I remember the first day I was given privileges on the hospital grounds. My brother dropped off his old bike for me and I was on it right away. I spent months circling the hospital grounds and loved the feeling of freedom. After I was transferred to the Forensic Rehabilitation Unit I was granted day passes into the community. The first thing I did was ride my bike as far away from the hospital as county boundaries would allow. I loved the feeling of freedom.
I am an involuntary patient in a Forensic psychiatric hospital but I now have privileges. Every day the weather is decent, that is above minus two degrees, I ride my brother’s bike to one of the small outlying communities. One of my favourite rides is to Fingal. Part of this journey takes me through the countryside along what is called “Bush Road”. It is surrounded by forest on both sides of the road and I feel I am far away from my world of limits and incarceration. Along the bush is a fence and I see that it has grown into many of the tree trunks. I see this every day and eventually it becomes a thought. I begin to see that although the wire was once a barrier to the tree it has simply enveloped this obstacle. I realize it is nature’s way to overcome obstacles, to envelope them. The wire is still in the tree but it has not stopped the tree from growing as it should. The obstacles in my life can be the same, I can grow around them. They will always be a part of me and in many ways they are what make me human. There are reasons I have endured and my task is to continue to grow. I must turn my suffering into a human achievement. As I pedal along my thoughts are always my own. There are no boundaries or curfews placed on my dreams. I am as free as I can imagine myself to be. Freedom is what freedom does.

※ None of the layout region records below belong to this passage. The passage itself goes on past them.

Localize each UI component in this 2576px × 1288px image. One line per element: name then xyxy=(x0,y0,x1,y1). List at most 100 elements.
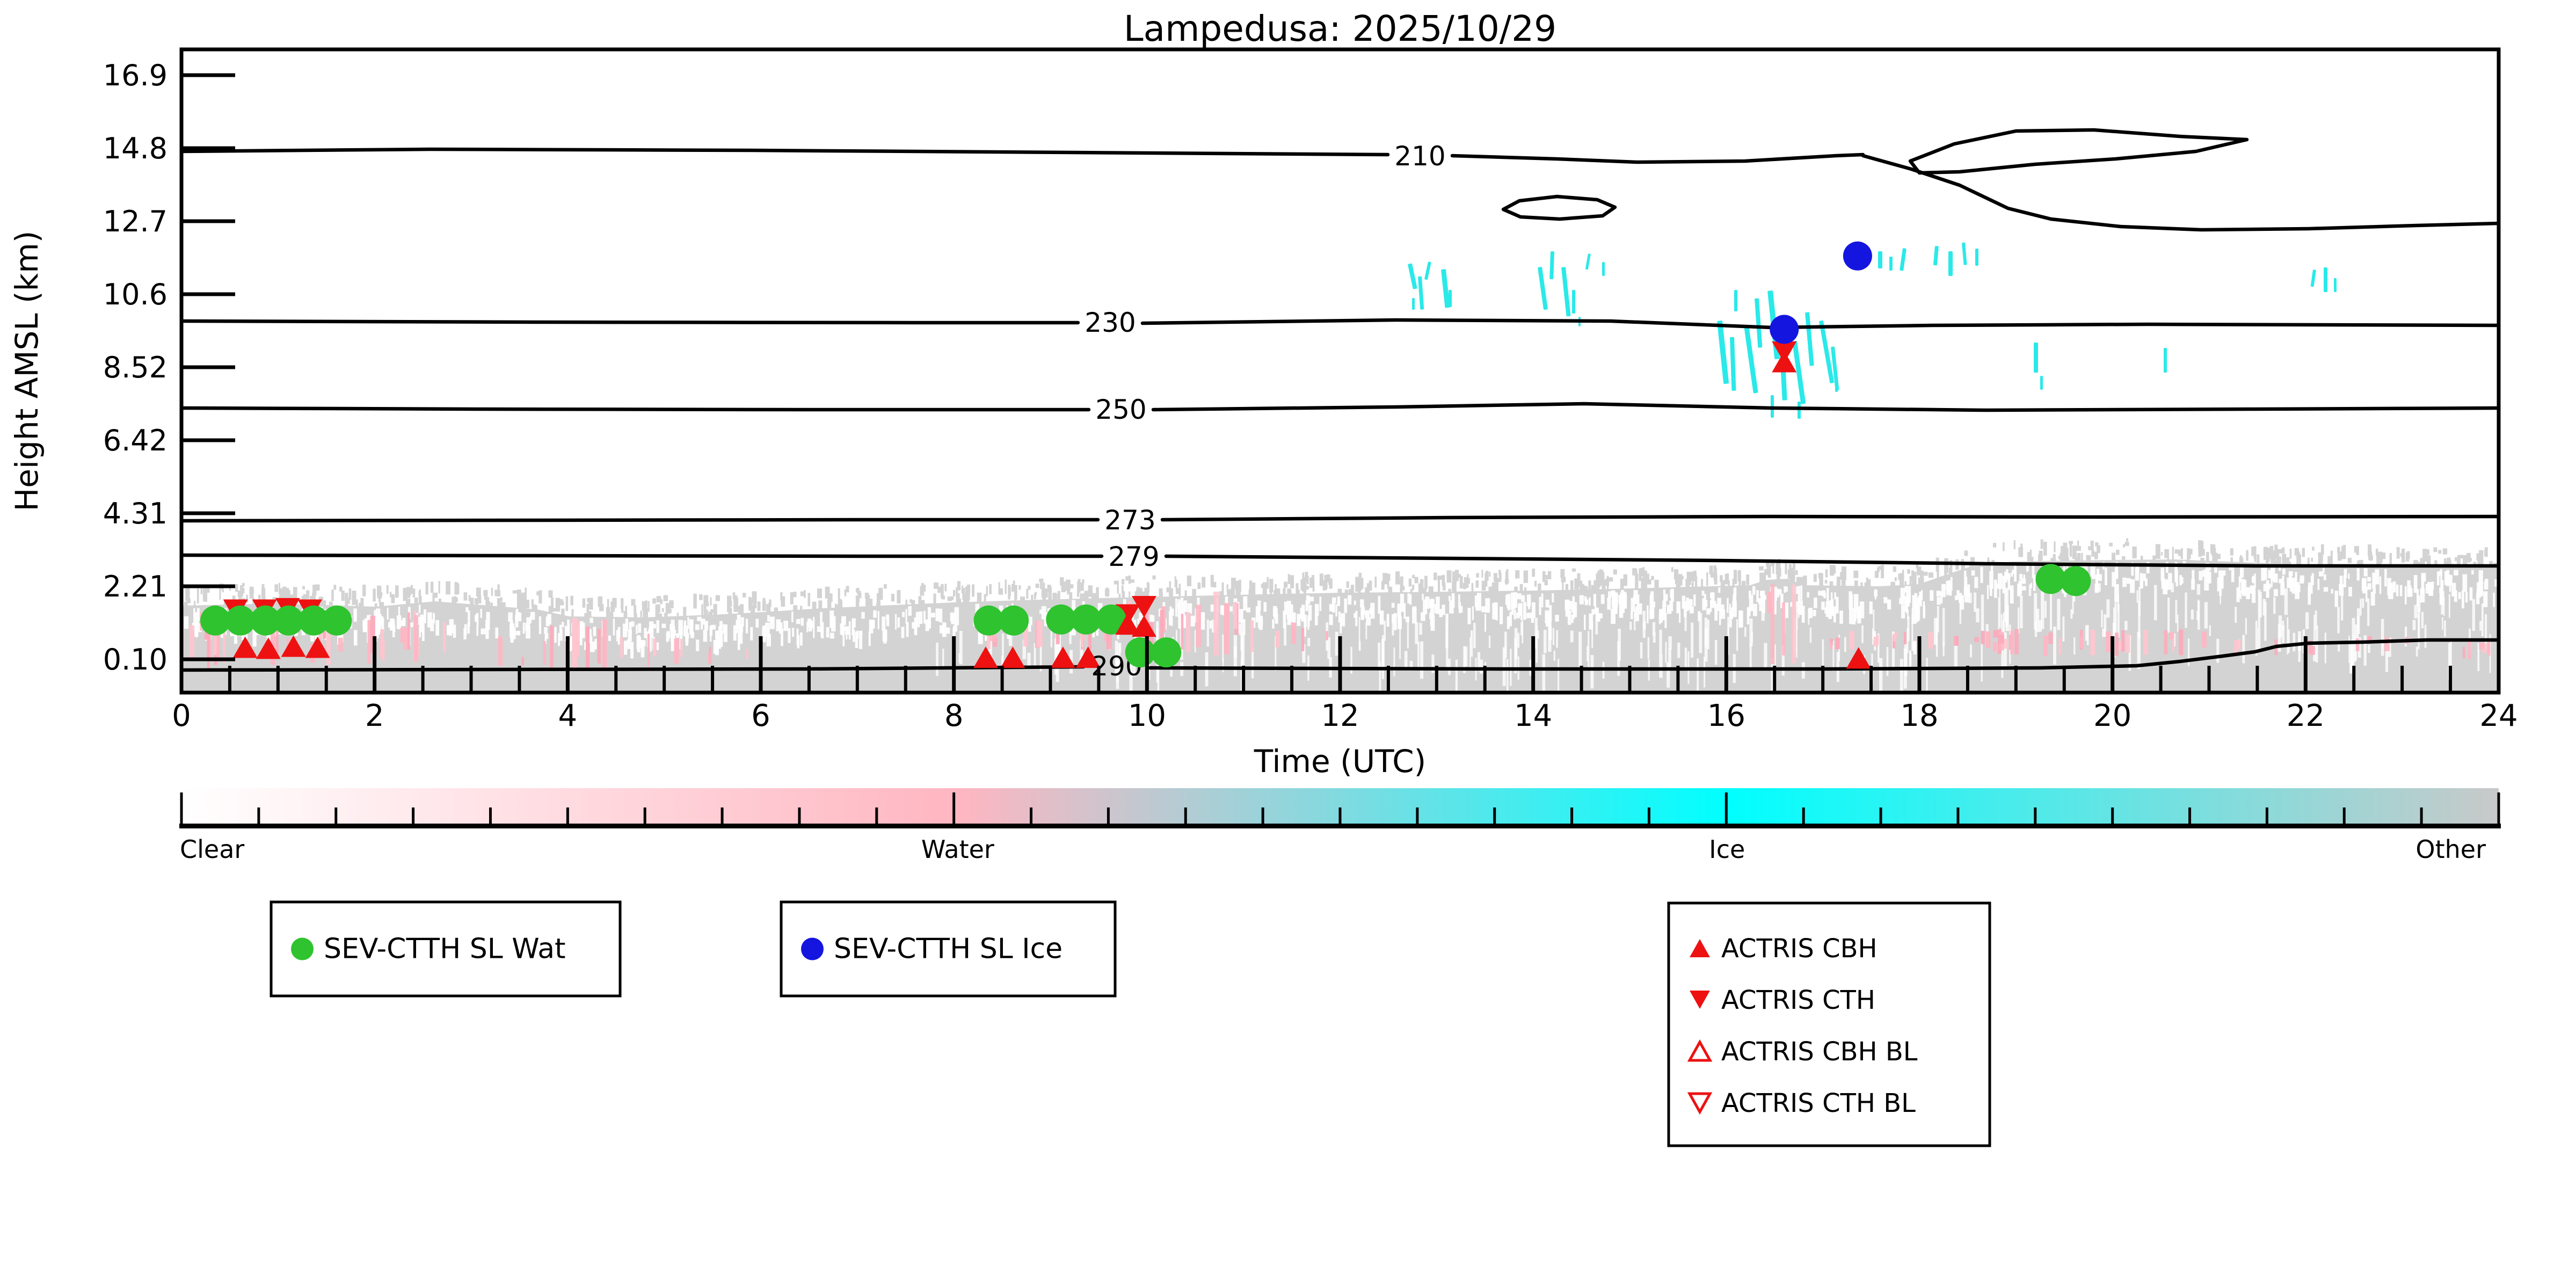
actris-cbh-marker xyxy=(305,636,330,658)
actris-cbh-marker xyxy=(1000,646,1025,668)
contour-label-250: 250 xyxy=(1095,394,1146,425)
sev-ctth-wat-marker xyxy=(973,605,1004,636)
legend-box-0 xyxy=(270,900,622,998)
legend-marker-circle xyxy=(801,937,824,960)
contour-279 xyxy=(181,553,1104,558)
legend-marker-triangle-down-open xyxy=(1687,1092,1713,1115)
actris-cbh-marker xyxy=(281,635,306,657)
y-tick-label: 16.9 xyxy=(103,59,168,92)
y-tick-label: 12.7 xyxy=(103,205,168,238)
legend-label: SEV-CTTH SL Ice xyxy=(834,933,1063,965)
y-tick-label: 14.8 xyxy=(103,132,168,165)
colorbar-label-clear: Clear xyxy=(180,835,244,864)
contour-label-279: 279 xyxy=(1108,541,1159,572)
axes: 0 2 4 6 8 10 12 14 16 18 20 22 2416.914.812.710.68.5… xyxy=(9,8,2518,780)
contour-210 xyxy=(1861,154,2499,232)
sev-ctth-wat-marker xyxy=(2035,564,2066,594)
contour-230 xyxy=(181,319,1080,325)
colorbar-baseline xyxy=(179,824,2501,828)
x-tick-label: 0 xyxy=(172,698,191,733)
y-tick-label: 6.42 xyxy=(103,424,168,457)
x-tick-label: 16 xyxy=(1707,698,1745,733)
actris-cbh-marker xyxy=(1050,646,1075,668)
contour-279 xyxy=(1164,554,2499,568)
sev-ctth-ice-marker xyxy=(1770,315,1799,344)
contour-273 xyxy=(1160,514,2499,522)
legend-box-2 xyxy=(1667,901,1991,1147)
sev-ctth-ice-marker xyxy=(1843,241,1872,271)
legend-label: ACTRIS CBH BL xyxy=(1721,1037,1918,1067)
x-tick-label: 24 xyxy=(2479,698,2517,733)
contour-273 xyxy=(181,518,1100,523)
x-tick-label: 10 xyxy=(1128,698,1166,733)
legend-label: ACTRIS CTH xyxy=(1721,985,1875,1015)
class-colorbar: Clear Water Ice Other xyxy=(179,788,2501,864)
x-tick-label: 14 xyxy=(1514,698,1552,733)
contour-210 xyxy=(1501,194,1617,221)
sev-ctth-wat-marker xyxy=(2061,566,2091,596)
contour-210 xyxy=(181,147,1390,157)
chart-title: Lampedusa: 2025/10/29 xyxy=(1124,8,1556,49)
legend-box-1 xyxy=(780,900,1117,998)
colorbar-label-water: Water xyxy=(921,835,994,864)
water-class-patches xyxy=(189,584,2491,671)
actris-cbh-marker xyxy=(973,646,999,668)
contour-210 xyxy=(1908,128,2249,175)
sev-ctth-wat-marker xyxy=(299,605,329,636)
actris-cbh-marker xyxy=(256,637,281,659)
contour-290 xyxy=(1148,638,2499,671)
actris-cbh-marker xyxy=(1115,613,1140,635)
colorbar-label-ice: Ice xyxy=(1709,835,1745,864)
y-tick-label: 0.10 xyxy=(103,643,168,676)
contour-250 xyxy=(181,406,1091,412)
sev-ctth-wat-marker xyxy=(250,605,281,636)
contour-label-210: 210 xyxy=(1394,141,1445,172)
contour-label-230: 230 xyxy=(1085,307,1136,338)
legend-marker-triangle-up-open xyxy=(1687,1039,1713,1062)
sev-ctth-wat-marker xyxy=(1125,637,1155,668)
markers xyxy=(200,241,2091,669)
actris-cbh-marker xyxy=(1772,351,1797,373)
x-tick-label: 8 xyxy=(944,698,964,733)
actris-cbh-marker xyxy=(1075,646,1101,668)
sev-ctth-wat-marker xyxy=(1151,637,1182,668)
x-tick-label: 4 xyxy=(558,698,578,733)
sev-ctth-wat-marker xyxy=(999,605,1029,636)
legend-label: ACTRIS CBH xyxy=(1721,934,1878,964)
ice-class-patches xyxy=(1408,242,2337,419)
colorbar-label-other: Other xyxy=(2415,835,2486,864)
sev-ctth-wat-marker xyxy=(1096,604,1126,635)
actris-cbh-marker xyxy=(1131,615,1156,637)
x-tick-label: 2 xyxy=(365,698,384,733)
legend-marker-circle xyxy=(291,937,314,960)
sev-ctth-wat-marker xyxy=(273,605,304,636)
plot-frame xyxy=(179,47,2501,695)
x-tick-label: 6 xyxy=(751,698,770,733)
sev-ctth-wat-marker xyxy=(1046,604,1076,635)
band-speckle xyxy=(184,538,2499,693)
contour-label-273: 273 xyxy=(1104,505,1155,536)
actris-cbh-marker xyxy=(1846,647,1871,669)
contour-290 xyxy=(181,665,1086,672)
legend-label: ACTRIS CTH BL xyxy=(1721,1088,1916,1118)
sev-ctth-wat-marker xyxy=(322,605,352,636)
y-axis-title: Height AMSL (km) xyxy=(9,231,45,512)
legends: SEV-CTTH SL Wat SEV-CTTH SL Ice ACTRIS CBH… xyxy=(270,900,1991,1147)
actris-cbh-marker xyxy=(232,636,258,658)
y-tick-label: 2.21 xyxy=(103,570,168,603)
x-tick-label: 22 xyxy=(2287,698,2325,733)
legend-marker-triangle-down xyxy=(1690,991,1710,1009)
legend-label: SEV-CTTH SL Wat xyxy=(324,933,566,965)
x-tick-label: 12 xyxy=(1321,698,1359,733)
contour-210 xyxy=(1450,152,1865,164)
sev-ctth-wat-marker xyxy=(1071,604,1102,635)
y-tick-label: 4.31 xyxy=(103,497,168,530)
contour-250 xyxy=(1151,402,2499,412)
y-tick-label: 10.6 xyxy=(103,278,168,311)
sev-ctth-wat-marker xyxy=(200,605,230,636)
actris-cth-marker xyxy=(1131,596,1156,618)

Yes I love the photo as well, I would hate to see whoever rode it into the tree 🙂
Good Evening Brett
I heard your story at the breakfast of champions.
Your words invited me into to join your journey along the bush road
To feel the breeze against my cheek
To smell the early morning air
To see the tree line, the grass along the road
To hear the quiet, the rubber of the bike tires on the roadway, the birds in trees
To open my heart and ruminate on what you were seeing, thinking, and feeling
The analogy of pain and obstacles resonate in my life and in the lives of all of us in your presence
To live this moment, given just for me as it was given for each of us gathered to celebrate the gift of life with its pain and glory, for our souls to become aware, joined together in all our humanity and I stood to applaud your courage and celebrate the joy of our collective personal discovery and I was changed in that moment
I accepted your invitation and I am grateful
I shared your story and have seen the power of reflection in the eyes of those who heard and now too are aware
What a beautiful response. I’m so pleased you were able to find meaning in my journey. My mind wandered back to Bush Road with your reply, thank you.
To ride my bike was a distraction which allowed me to escape what seemed intolerable at times. The image I was left with on that day was to an extent an escape as well. I was able to step back from my struggles and grasp meaning. That meaning has not eliminated hardships but in ways I don’t fully comprehend it has allowed me to embrace parts of my life I would have normally pedaled past. Our lives are all marked by suffering. I was blessed to be able to pull meaning from mine. I rode by this spot many times blinded by my own problems. Many days my pain seemed arbitrary and meaningless, even cruel, fortunately it was transformed as was I.
Thank you again for your thoughtful words.
“I must turn my suffering into a human achievement.” Empowering words, Brett. And sometimes we need words for the impetus to transmute our suffering into something that propels us forward.
That epiphany was a turning point in my life. It was a catalyst to my writing which has lead me here and elsewhere and it gave meaning to my suffering which has at times brought me peace.